Because InBatch is based on S88, Plascon created a library of object and graphic templates that, it can reuse and roll out to other facilities, which saves on software development and deployment. In addition, tag naming is based on S88, which provides consistent terminology for batch controls and enables easier application integration. S88 also lets InBatch optimize and maximize equipment use, execute batches simultaneously, and provide electronic batch recording and reporting.

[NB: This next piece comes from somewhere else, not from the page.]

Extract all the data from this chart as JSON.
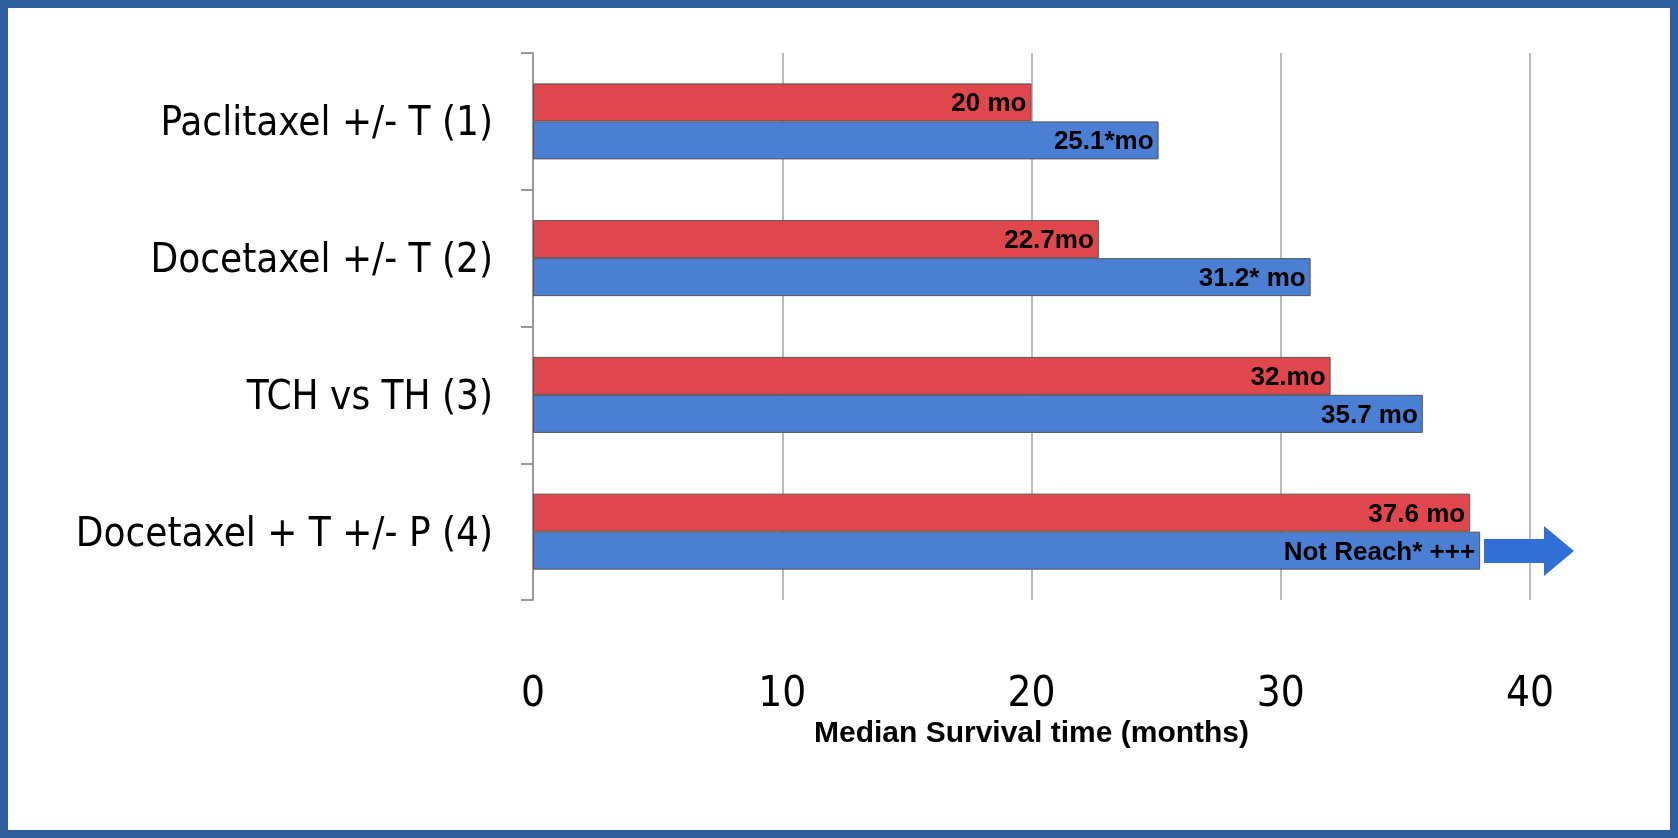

Future spread in all directions
In addition to bringing new and different process applications under the batch umbrella, more flexible software running on faster microprocessors is spreading S88 principles way past traditional recipes to manage everything from material handling to plant-wide production systems. Not surprisingly, S88 is already encroaching on and overlapping some of ISA's other existing or upcoming standards. The most notable of these are the ISA95 standard for connecting process controls to a plant's business-level and enterprise systems and the planned ISA106 standard for using batch methods to manage process systems, but S88's principles also have functional ties to the ISA99 cybersecurity standard and the ISA100 wireless standard.

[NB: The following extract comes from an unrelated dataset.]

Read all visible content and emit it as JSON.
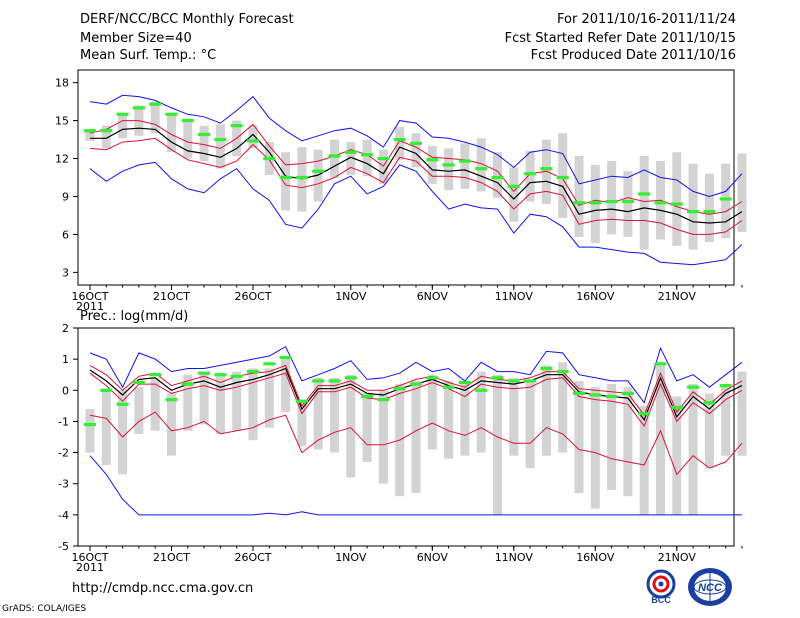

"ISA-88 is a well-accepted batching standard that can also be applied to continuous processes that start and stop in a sequential manner. We're using this standard along with ISA-95 to interface with enterprise resource planning (ERP) systems. Also, Batch to Manufacturing Markup Language (B2MML), which are XML schemas based on ISA-95, greatly enable integration of ERP systems with manufacturing systems." says Divya Prakash, director of MES implementation at Matrix Technologies, a CSIA-certified system integrator in Maumee, Ohio.
"So, where ISA-88 used to be just a batching standard, it's now closer to being a flexible manufacturing and sequencing standard, and we're seeing it being used along with MES/ERP systems to execute scheduled production orders, and report raw material consumption and production for better inventory management and batch records. Batch is now part of a whole integrated supply chain."